AnVIL

Workflow execution status in Terra

We launched a Workflow on Terra on Friday over 3202 samples. The workflow has about 8 major phases that are listed as individual WDL tasks. Is there a way to summarize the overall status of the job with how many jobs have completed step 1, step 2, etc? I can see this for individual tasks but there doesnt seem to be a way to do this for all other than individually clicking on each of the 3202 tasks. There are a few scatter/gather phases but ideally could measure how many of the 3202 have completely finished step 1, step 2, etc. Is there a webpage or API to get this workflow status?

Thanks!
Mike

1 Like

From Terra Support 10:58am EST

Your request (122556) has been received and is being reviewed by our support staff.

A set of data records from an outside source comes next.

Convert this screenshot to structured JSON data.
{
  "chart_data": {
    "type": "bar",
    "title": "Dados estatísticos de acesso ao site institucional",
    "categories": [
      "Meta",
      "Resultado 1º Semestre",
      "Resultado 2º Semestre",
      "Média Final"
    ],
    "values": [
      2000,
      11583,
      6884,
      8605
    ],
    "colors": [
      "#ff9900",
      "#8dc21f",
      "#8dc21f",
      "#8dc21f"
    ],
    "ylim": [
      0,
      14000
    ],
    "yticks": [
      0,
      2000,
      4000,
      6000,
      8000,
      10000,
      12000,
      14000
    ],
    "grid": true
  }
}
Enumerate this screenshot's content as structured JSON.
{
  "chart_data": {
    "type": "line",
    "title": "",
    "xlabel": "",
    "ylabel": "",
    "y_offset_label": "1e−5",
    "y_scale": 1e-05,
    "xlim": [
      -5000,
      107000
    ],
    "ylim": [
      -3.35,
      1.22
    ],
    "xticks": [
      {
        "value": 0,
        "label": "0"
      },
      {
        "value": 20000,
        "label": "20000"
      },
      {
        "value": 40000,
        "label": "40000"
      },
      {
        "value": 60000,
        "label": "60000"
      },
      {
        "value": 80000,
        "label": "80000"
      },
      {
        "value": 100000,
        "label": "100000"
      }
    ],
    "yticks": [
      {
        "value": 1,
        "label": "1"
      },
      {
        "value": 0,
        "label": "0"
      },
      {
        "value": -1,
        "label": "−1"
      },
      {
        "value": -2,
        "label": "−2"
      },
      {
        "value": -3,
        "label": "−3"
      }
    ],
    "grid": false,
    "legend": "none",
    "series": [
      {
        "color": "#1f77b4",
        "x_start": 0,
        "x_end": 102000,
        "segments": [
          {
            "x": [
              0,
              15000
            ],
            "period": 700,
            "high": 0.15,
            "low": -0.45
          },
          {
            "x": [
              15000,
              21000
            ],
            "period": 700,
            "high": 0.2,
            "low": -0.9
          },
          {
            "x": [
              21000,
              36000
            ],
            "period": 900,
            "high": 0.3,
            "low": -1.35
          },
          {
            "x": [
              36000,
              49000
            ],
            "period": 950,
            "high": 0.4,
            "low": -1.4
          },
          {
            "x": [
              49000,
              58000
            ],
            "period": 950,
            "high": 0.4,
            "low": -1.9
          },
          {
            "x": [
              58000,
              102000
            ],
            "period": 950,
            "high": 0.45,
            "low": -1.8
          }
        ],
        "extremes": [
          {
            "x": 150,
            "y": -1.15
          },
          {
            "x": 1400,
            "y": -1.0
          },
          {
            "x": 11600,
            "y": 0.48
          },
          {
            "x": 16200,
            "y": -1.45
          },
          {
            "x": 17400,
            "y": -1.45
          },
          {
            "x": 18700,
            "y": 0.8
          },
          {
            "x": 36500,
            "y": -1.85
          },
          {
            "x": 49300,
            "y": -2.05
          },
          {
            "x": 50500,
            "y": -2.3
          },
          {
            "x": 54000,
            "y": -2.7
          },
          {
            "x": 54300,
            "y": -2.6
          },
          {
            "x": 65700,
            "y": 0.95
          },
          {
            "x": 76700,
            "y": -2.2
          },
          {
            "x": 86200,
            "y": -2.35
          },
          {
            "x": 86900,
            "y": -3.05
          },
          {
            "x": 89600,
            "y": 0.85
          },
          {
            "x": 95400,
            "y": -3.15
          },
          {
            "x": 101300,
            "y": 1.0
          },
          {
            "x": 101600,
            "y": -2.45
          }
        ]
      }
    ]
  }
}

From Terra Support 2:14pm EST

Thanks for writing in. Let me take a closer look at our offerings and get back to you.

From Terra Support 10:11am EST

I’m curious to know if the Workflow Dashboard (described in this article) gives you the information you need. This is a relatively new feature designed to give you high-level information on your workflow. If this doesn’t give you the information you desire, can you let us know how you would change the dashboard to be more ideal? The development team is looking to make continuous improvements to this module, so any feedback is greatly appreciated.

If the Workflow Dashboard doesn’t work for you, you can use jq ​ and curl ​ with the endpoints to get the information needed:
Swagger UI
Swagger UI

Note that this isn’t a supported method of retrieving the data - we wouldn’t be able to troubleshoot this

If neither of the two options quite fit the bill, I’ll be happy to file a feature request for the development team!

The Workflow Dashboard presents a really nice display of the status for a single sample, but it would also be useful to aggregate the status across all workflows launched as part of the same job submission. Specifically as part of job submission 88178824-e2b7-48f3-900c-570a4813f4bf in the t2t-nhgri/t2t-vc-processing workspace, we launched 3202 workflows on the 3202 individual samples in the data table. We can see very detailed process on individual samples (e.g. workflow fa8777b5-9221-4ef0-a639-1c300f0518d0), but it would be helpful to monitor the progress of all of them together. It doesnt seem like the swagger API calls allow this either, except to individually query the 3202 workflows that were launched. But maybe Im missing something? For now I have been monitoring the workflow bucket so I can see when the various bam files and other stats files are written back to the bucket.

Thanks!

Mike

From Terra Support 4:51pm EST

Thanks for getting back to us, and for detailing your needs. To get the information you’re after, you may only have the option of scripting a query to pull information on all 3202 workflows using the APIs options previously mentioned at this time. However, I’m more than happy to file a feature request with the team to build something into the platform that gets you the information you desire.

Can you provide us a few more details about the problem you’re ultimately looking to solve? This will be helpful for the team to know when considering how to build the feature.

Our scientific goal is to align 3202 samples to the new human reference genome created from the Telomere-to-Telomere project to characterize variants across the samples compared to variants identified using the standard GRCh38 reference genome. But the immediate need is to be able to report back to the consortium how much progress the pipeline has made, get some estimate of how much longer the pipeline will take to complete, and get some estimate of how much more it will cost to complete. I realize projecting time and costs is very complicated and a long term research project, although I would hope we could get a summary of the running tasks. Does that make sense? Happy to have a call to discuss more.

Mike

From Terra Support 10:19am EDT

Thanks so much for those details. This level of visibility isn’t currently built-in to the platform but I’ll be raising a feature request for the development team to consider.

Would you like any assistance from one of our teams in pulling the information you need via API? Please let us know if so - I’ll be happy to set up an email thread to get the process started!

Thank you. I will not need this at this time - we have a workaround of polling the google buckets directly to check on status but it would definitely be helpful if you could raise a feature request to make this more accessible & robust

Best

Mike

From Terra Support 9:57am EDT

Will do! Thanks again for writing in and let us know if we can help in any other way.